Last week, the ADL was quick to issue a full statement in response to the GOP’s updated platform language, which, as opposed to years prior, does not endorse the two-state solution. There was nothing wrong with the statement itself, which accurately expressed that “successive American presidents and prime ministers of Israel, including the current leadership in both countries,” support a two-state solution, believing it to be “the only viable way to secure Israel as both a Jewish and democratic state.”

But in its insistence on establishing an organizational separation from the inarguably philo-Semitic language of the Republican platform, while issuing only a perfunctory and disappointingly shallow rebuke of Johnson’s equally inarguably anti-Semitic language, the ADL raised questions as to whether, under the leadership of former Obama aide Jonathan Greenblatt, it can maintain a nonpartisan approach in carrying out its mission.

It is appalling that the ADL could not rouse itself to mount an adequate defense of the settlers. Criticizing the settlements is kosher; referring to those who live there, including children, as “termites” is not. So when Johnson replied, in a tweet, by saying “poor choice of words-apologies for offense,” the fact that the ADL accepted this non-apology as an apology should trouble every single person in America who gives the organization so much as a dollar. “We appreciate Hank Johnson’s clarification,” the ADL said. Appreciate. Imagine if such a phrase had emerged from a state senator in Arizona who endorsed Donald Trump; one doubts any such “appreciation” would have been expressed.

Johnson, of course, is a Democrat representing Georgia’s 4th district. Greenblatt, to his credit, retweeted Johnson’s “apology” with the heading, “yes there was an apology, but no ‘point’ justifies referring to human beings in such an abhorrent, inappropriate manner.” The ADL retweeted Greenblatt’s personal tweet, but has yet to issue an actual statement on the controversy. In an election cycle that has enlivened anti-Semitism on both the far right and the far left, the ADL should have treated this moment with the gravity it deserved, responded in a professional and substantive manner, and used Johnson’s crude remarks as an opportunity to educate the electorate on anti-Semitism in all its iterations.
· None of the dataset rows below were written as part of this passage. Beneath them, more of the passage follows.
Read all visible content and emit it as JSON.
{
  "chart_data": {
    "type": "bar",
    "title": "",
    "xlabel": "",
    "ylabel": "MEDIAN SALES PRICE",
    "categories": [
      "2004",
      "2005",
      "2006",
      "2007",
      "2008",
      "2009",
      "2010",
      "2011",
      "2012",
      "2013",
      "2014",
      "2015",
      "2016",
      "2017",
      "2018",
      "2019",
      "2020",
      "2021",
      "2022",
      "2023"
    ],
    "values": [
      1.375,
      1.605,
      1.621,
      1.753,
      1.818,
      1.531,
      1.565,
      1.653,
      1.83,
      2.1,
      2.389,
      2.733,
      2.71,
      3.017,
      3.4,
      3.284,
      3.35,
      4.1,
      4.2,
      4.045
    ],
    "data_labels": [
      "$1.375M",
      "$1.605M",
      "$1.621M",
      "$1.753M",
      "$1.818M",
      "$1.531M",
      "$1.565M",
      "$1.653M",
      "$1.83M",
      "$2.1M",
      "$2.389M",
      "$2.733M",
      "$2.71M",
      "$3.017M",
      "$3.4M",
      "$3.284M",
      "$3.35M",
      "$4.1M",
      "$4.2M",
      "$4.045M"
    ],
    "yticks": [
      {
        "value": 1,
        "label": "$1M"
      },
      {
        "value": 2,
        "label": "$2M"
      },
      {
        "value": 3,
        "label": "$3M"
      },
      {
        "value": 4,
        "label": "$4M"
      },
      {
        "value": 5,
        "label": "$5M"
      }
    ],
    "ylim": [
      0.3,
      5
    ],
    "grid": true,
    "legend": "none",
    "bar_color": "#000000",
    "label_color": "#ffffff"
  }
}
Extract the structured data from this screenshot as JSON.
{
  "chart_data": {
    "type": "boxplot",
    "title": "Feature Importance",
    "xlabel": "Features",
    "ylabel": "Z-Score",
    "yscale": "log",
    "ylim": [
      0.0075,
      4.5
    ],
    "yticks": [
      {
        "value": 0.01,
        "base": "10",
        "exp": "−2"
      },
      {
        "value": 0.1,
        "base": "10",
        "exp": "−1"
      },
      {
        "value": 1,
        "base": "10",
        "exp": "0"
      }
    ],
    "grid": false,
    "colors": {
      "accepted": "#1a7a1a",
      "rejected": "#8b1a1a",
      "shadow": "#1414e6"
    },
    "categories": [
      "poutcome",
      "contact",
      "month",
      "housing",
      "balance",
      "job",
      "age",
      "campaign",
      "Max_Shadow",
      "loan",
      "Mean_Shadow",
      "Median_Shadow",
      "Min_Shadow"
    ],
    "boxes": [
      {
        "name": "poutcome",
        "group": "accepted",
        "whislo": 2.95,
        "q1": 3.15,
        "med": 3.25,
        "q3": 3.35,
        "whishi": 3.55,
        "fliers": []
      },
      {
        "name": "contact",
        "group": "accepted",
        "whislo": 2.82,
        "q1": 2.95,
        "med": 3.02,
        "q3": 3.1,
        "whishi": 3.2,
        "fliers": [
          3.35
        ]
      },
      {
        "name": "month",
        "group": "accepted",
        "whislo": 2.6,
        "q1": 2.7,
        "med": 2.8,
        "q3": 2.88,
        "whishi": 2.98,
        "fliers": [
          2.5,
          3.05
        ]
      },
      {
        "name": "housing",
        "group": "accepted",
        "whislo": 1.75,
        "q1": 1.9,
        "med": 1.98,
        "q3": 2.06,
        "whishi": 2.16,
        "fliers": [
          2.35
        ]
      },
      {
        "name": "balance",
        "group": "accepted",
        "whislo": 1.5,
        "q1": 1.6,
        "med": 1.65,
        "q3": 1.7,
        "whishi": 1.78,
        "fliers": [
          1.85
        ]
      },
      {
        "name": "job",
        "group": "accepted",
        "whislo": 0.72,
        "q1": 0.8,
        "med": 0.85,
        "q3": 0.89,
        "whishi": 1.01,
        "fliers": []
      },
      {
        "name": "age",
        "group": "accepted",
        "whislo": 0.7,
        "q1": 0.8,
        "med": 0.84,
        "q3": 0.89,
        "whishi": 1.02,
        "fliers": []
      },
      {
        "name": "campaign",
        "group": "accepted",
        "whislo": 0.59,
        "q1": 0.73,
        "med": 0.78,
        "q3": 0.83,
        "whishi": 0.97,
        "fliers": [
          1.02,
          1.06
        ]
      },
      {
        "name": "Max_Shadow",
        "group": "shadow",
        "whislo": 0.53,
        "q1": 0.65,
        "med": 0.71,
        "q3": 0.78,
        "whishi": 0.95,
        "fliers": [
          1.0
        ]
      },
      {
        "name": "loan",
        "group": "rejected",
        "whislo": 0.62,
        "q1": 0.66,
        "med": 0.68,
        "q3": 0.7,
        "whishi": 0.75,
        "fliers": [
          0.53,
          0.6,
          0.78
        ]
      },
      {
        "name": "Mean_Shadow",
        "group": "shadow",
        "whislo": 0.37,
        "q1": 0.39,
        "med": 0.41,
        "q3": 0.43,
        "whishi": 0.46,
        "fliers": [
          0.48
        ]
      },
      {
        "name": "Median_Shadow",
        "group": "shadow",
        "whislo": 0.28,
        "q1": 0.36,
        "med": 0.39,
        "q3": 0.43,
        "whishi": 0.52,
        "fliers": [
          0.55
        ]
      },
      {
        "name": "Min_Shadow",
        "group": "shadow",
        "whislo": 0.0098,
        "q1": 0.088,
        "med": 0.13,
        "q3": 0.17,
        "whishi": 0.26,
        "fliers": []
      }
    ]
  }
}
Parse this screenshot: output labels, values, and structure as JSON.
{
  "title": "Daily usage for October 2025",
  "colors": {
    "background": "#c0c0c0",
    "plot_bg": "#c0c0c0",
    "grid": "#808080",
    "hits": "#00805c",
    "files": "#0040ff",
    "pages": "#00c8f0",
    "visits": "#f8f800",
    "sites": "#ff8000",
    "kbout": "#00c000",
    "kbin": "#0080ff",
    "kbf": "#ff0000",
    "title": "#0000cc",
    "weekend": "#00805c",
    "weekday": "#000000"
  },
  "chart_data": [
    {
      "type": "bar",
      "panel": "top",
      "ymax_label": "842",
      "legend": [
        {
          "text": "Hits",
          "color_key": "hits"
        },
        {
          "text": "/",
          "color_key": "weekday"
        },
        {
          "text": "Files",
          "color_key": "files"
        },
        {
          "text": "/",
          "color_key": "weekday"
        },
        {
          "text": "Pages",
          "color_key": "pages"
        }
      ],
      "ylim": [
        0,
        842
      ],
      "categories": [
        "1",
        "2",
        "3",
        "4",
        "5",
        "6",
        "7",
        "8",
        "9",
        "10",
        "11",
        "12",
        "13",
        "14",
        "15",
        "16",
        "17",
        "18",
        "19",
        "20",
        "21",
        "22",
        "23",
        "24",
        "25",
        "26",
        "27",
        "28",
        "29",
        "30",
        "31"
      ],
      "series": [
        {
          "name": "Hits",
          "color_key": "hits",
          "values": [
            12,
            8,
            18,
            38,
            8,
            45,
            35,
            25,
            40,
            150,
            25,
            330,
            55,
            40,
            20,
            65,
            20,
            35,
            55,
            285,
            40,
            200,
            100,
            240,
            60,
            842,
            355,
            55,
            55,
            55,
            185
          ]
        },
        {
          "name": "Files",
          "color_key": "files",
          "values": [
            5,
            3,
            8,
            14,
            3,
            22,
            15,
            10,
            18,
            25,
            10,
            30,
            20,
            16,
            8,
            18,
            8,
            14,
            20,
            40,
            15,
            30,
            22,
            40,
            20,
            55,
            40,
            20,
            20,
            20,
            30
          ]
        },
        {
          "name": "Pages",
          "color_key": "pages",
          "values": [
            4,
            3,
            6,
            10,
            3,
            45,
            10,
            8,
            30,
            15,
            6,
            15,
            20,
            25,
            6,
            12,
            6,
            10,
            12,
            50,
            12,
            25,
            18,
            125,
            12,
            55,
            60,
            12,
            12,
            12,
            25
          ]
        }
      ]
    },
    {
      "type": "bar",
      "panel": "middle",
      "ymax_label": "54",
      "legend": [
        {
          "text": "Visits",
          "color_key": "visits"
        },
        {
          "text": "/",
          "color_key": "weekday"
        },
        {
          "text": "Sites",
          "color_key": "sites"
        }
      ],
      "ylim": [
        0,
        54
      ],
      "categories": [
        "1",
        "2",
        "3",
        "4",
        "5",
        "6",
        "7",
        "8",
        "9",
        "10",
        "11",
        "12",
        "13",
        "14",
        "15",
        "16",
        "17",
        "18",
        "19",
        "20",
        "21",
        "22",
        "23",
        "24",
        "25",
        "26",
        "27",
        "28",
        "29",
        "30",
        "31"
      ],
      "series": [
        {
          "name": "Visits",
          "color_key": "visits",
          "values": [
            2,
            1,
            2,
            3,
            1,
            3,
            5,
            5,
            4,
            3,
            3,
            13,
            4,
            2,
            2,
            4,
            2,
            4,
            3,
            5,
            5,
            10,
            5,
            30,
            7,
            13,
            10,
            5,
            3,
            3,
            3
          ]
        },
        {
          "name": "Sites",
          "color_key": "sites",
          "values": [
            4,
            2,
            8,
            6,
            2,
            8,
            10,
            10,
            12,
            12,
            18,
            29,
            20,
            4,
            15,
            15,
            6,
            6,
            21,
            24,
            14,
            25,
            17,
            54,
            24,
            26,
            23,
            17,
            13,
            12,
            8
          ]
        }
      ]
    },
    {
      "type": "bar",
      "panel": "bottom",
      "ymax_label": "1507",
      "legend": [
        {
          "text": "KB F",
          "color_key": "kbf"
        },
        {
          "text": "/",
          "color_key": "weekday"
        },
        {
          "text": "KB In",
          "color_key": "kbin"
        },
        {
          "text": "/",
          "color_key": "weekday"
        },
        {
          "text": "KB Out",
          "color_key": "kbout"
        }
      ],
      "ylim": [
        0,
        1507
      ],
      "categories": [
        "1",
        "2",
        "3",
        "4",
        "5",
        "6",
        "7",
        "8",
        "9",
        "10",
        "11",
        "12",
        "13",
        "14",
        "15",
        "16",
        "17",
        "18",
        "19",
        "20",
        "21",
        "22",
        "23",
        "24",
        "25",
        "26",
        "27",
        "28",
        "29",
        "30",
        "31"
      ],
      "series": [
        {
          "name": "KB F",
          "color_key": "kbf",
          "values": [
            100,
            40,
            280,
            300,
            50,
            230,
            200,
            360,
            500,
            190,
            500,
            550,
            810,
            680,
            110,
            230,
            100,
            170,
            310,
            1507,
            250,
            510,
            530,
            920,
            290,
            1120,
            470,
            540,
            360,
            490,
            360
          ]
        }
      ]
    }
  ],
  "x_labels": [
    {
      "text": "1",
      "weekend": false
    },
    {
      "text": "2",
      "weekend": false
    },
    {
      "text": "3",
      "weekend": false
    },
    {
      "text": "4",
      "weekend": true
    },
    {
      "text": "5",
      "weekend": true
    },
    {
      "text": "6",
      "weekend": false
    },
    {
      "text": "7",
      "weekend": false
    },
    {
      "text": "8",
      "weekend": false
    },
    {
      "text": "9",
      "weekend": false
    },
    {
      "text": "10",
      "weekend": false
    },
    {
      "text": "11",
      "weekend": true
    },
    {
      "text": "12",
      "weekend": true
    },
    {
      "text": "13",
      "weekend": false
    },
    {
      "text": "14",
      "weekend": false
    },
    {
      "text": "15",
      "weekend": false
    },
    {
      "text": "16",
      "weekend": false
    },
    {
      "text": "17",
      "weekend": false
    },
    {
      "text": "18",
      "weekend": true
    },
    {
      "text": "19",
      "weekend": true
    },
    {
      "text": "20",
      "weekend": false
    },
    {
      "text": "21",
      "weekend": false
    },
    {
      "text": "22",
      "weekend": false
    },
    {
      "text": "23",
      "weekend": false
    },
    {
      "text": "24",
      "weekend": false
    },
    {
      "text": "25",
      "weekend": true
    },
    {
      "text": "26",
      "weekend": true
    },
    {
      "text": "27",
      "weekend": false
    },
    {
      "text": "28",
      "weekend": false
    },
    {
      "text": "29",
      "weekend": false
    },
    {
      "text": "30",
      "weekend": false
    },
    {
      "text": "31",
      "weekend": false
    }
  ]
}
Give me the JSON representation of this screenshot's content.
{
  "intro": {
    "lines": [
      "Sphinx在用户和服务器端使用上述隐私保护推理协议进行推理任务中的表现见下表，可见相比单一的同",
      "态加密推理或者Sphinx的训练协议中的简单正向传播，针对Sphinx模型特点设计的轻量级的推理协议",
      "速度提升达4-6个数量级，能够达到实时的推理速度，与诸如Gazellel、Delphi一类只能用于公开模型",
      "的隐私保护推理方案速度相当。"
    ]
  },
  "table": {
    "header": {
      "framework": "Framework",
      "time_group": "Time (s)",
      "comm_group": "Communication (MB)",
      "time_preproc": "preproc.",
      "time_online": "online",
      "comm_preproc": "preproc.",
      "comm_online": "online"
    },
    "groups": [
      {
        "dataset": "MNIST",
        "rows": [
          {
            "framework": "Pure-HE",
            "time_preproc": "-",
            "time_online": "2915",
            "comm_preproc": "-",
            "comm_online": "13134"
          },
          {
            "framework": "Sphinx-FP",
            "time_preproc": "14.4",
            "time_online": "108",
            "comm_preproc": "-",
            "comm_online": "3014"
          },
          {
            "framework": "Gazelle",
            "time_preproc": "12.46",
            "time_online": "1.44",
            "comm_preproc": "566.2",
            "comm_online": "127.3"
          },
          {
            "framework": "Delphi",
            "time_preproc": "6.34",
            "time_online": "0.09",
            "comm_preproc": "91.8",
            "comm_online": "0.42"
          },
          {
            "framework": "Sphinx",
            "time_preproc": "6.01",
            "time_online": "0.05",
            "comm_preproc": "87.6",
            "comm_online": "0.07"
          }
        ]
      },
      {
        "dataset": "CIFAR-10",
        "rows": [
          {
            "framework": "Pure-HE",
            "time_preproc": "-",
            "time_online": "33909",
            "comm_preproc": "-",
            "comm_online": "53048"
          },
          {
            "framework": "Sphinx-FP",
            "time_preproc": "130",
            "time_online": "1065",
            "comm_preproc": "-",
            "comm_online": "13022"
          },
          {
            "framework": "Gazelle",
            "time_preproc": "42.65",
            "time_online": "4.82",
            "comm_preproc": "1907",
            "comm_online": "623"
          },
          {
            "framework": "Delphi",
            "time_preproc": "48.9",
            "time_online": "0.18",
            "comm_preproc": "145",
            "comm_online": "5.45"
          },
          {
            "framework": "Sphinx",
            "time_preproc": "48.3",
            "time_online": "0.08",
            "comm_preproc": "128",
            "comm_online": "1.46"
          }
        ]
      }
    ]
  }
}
Another organization that has failed spectacularly this week? J Street. It is overtly anti-settlement, and, in striving to achieve its political aims, J Street makes rating and endorsing candidates a core part of its mission. Hank Johnson has been the beneficiary of both J Street’s endorsement and its fundraising. Thus in the wake of his remarks, the organization had an opportunity to demonstrate true leadership.

But how did it respond to this vile imprecation?  The J Street statement incoherently contended both that “there is no place…. For personal insults or slurs against whole groups of people including settlers in the West Bank,” and that “the Congressman was clearly referring to the corrosive impact of the settlement enterprise… and not to individuals.” Indeed, the organization delivered a sharper rebuke to the media for breaking the story than to Johnson himself.

For Jews around the world, the three week period of mourning leading up to the fast of Tisha Ba’av has just started. The Talmud explains that the destruction of the Second Temple—one of the tragedies Jews mourn during the fast—happened as a result of Sinat Chinam, which is usually translated as “baseless hatred” within the nation. The phrase is often invoked to demonstrate how division renders the Jewish people weak and ripe for targeting. The responses from the ADL and J Street are distressing indicators of the condition of American Jewry as our mourning begins.